Narrateur, Monénembo épouse le regard de son personnage sur l’Afrique, décrivant comment, très tôt, ce fils d’une grande famille lyonnaise installé à Marseille contracta “le virus des tropiques” en lisant les récits de voyage à Tombouctou de René Caillé qui, pour lui, dépasse “Ulysse ou Attila”. Après toute une vie dans l’industrie chimique, Aimé laisse Rose, sa chère femme, et leurs deux enfants pour réaliser enfin son fantasme africain : conquérir son propre royaume au Fouta-Djalon, où Blancs et Noirs cohabiteraient, les premiers apportant leurs lumières civilisatrices aux “Nègres”, qui sont désormais l’avenir de l’humanité, il n’en doute pas. Et le voici débarquant avec interprète, cuisinier, tirailleurs sénégalais – et cent porteurs ! – au pays des Peuls avec cette devise : “Les connaître plutôt que les combattre”. Devenu Yémé pour ses amis, Aimé souffre de toutes les maladies possibles, “baigne dans le coma” la plupart du temps, affronte les fourmis bag-bag et la méfiance des Peuls, mais garde sa foi intacte pour exposer son projet à leur grand chef, l’almâmi : commerce, usine, développement et chemin de fer, voilà ce qu’il offre à celui qui voudra bien lui céder quelques kilomètres de terre peule sur le si beau plateau de Kahel. Cette entreprise individuelle n’est pas du goût des politiciens français, qui feront tout pour éliminer ce drôle d’oiseau. La machine coloniale en aura finalement raison. Attaché à cet être d’exception, quoique parfois insupportable, le lecteur achève, le coeur battant, sa biographie africaine romancée avec une verve chatoyante, et dont l’un des grands mérites est de dépasser le manichéisme et les règlements de comptes de l’histoire coloniale pour laisser la littérature en dire toute l’humaine complexité.

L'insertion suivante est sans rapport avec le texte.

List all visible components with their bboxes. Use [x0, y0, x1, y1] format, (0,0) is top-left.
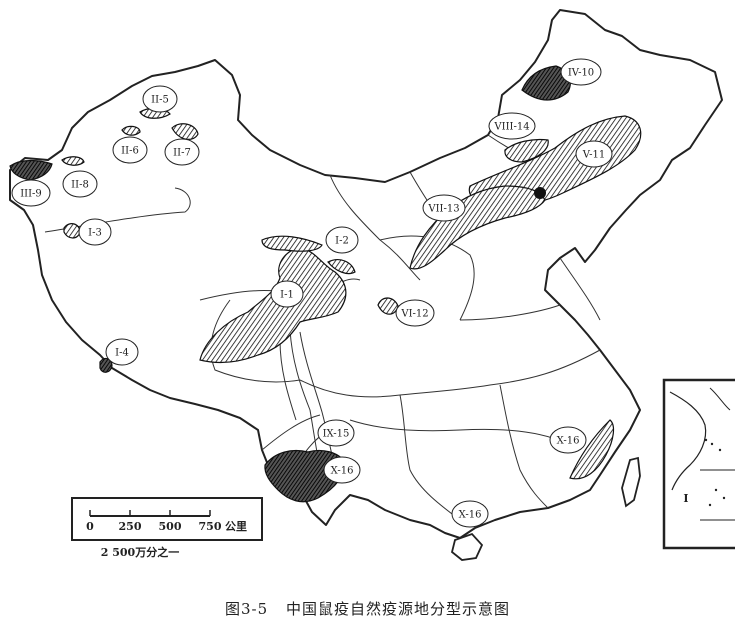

La genèse de ce livre est tout aussi passionnante. Dans son précédent roman, Peuls , Monénembo évoquait déjà Sanderval, mais à travers ses lectures des archives de l’administration coloniale, qui, prompte à le rayer de l’Histoire, le peignait comme un pitoyable mythomane. Sur le conseil d’un professeur, l’écrivain s’intéressa de plus près à Aimé… et rencontra son petit-fils, né en Guinée mais habitant Caen, comme lui. D’abord furieux du portrait négatif qu’il avait lu de son aïeul dans Peuls , Bruno de Sanderval passa outre et ouvrit à l’écrivain les archives privées de l’explorateur. Monénembo se plongea alors dans les carnets, récits de voyages et notes d’un personnage qu’il découvrit autre et passionnant, jusqu’à lui consacrer cette épopée, ce Roi de Kahel qui fera date dans la vision africaine de l’aventure coloniale. Et se voir décerner un prestigieux prix littéraire.

Le Roi de Kahel, de Tierno Monénembo (Seuil, 262 pages, 19 euros).